Il faut donc un transfert de charges.
Mme Paulette Guinchard-Kunstler,
secrétaire d'Etat.
Vous êtes bien d'accord avec moi, monsieur Mercier,
vous l'avez dit vous-même, dans les 4 milliards de francs récupérés,...
M. Philippe Marini.
C'est l'argent de la décentralisation !
Mme Paulette Guinchard-Kunstler,
secrétaire d'Etat.
... on ne sait pas concrètement ce qui correspond à la
récupération sur la prestation spécifique dépendance.
Dans ces conditions, le Gouvernement n'est pas favorable à l'amendement n°
39.
M. le président.
Je vais mettre aux voix l'amendement n° 56.
M. Paul Blanc.
Je demande la parole contre l'amendement.
M. le président.
La parole est à M. Blanc.
M. Paul Blanc.
Mes chers collègues, que ma position ne vous étonne pas, Mme la secrétaire
d'Etat l'a dit, la question dépasse très largement les clivages politiques
habituels.
Tout d'abord, je tiens à dire que, si les conclusions de notre collègue Alain
Vasselle avaient été adoptées - autrement dit, si l'on s'était orienté vers une
assurance pour couvrir le risque de dépendance - le débat d'aujourd'hui
n'aurait pas eu lieu et le problème aurait été mieux résolu.
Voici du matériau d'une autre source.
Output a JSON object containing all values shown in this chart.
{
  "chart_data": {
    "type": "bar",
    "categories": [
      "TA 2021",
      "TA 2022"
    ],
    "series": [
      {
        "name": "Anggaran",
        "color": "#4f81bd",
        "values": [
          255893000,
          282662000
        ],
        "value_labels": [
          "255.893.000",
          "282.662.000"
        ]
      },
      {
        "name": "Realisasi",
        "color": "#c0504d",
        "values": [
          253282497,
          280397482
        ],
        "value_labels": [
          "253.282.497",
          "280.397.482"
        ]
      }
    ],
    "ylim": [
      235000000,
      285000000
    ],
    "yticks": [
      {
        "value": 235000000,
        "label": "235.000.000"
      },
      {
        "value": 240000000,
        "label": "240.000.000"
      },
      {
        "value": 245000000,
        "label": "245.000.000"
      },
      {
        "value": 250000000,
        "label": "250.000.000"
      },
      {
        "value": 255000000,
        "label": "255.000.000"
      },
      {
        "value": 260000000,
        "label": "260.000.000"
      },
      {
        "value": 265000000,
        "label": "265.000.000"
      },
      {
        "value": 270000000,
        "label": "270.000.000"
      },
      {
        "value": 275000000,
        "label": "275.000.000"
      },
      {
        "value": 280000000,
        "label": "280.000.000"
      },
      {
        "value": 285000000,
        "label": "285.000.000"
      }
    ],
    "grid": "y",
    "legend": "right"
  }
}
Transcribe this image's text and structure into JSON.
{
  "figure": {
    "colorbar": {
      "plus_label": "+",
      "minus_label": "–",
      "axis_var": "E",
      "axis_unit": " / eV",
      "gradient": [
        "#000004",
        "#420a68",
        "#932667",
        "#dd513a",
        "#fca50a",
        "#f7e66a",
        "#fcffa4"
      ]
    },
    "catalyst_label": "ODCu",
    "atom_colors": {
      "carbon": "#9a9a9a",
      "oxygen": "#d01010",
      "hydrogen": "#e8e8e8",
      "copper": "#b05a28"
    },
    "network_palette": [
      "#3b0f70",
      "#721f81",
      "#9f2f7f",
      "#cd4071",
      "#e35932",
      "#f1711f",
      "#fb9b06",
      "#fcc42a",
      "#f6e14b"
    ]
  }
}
Que notre collègue Michel Charasse me permette de lui dire que la générosité
n'est pas uniquement le fait de l'Assemblée nationale ; elle peut être aussi
celui du Sénat.
M. Michel Charasse.
Un autre mot a été employé !
M. Philippe Marini.
L'Assemblée nationale fait plus souvent preuve de démagogie !
M. Paul Blanc.
Laissez-moi terminer, mes chers collègues. Chacun peut avoir son opinion sur
cette question.
Si je suis très favorable au recours sur succession en matière d'hébergement,
parce qu'il fait effectivement partie des obligations familiales, j'y suis
hostile dans les autres cas parce qu'il crée une grande injustice. Or les
personnes devenues dépendantes n'y peuvent strictement rien : il s'agit d'un
aléa de la vie.
M. Roland Huguet.
Bien sûr !
M. Paul Blanc.
Puis se pose le problème du recours sur succession selon que l'on est plus ou
moins fortuné. Mais il s'agit d'un faux débat.
Lorsque les départements paient, ils le font en effet avec l'argent des
contribuables. Et quels contribuables paient le plus ? Ce sont ceux qui
acquittent la taxe d'habitation, le foncier bâti, la taxe professionnelle les
plus élevés.
M. Michel Charasse.
Des dizaines de milliers de francs !
M. Paul Blanc.
L'injustice n'est donc pas aussi flagrante qu'on pourrait le croire, puisque,
en réalité, ceux qui ont le plus de biens seront déjà pénalisés à travers la
fiscalité locale. Je ne crois pas bon de leur imposer en plus des prélèvements
sur succession.
C'est la raison pour laquelle je voterai contre l'amendement n° 56 : j'en
resterai au texte adopté par l'Assemblée nationale.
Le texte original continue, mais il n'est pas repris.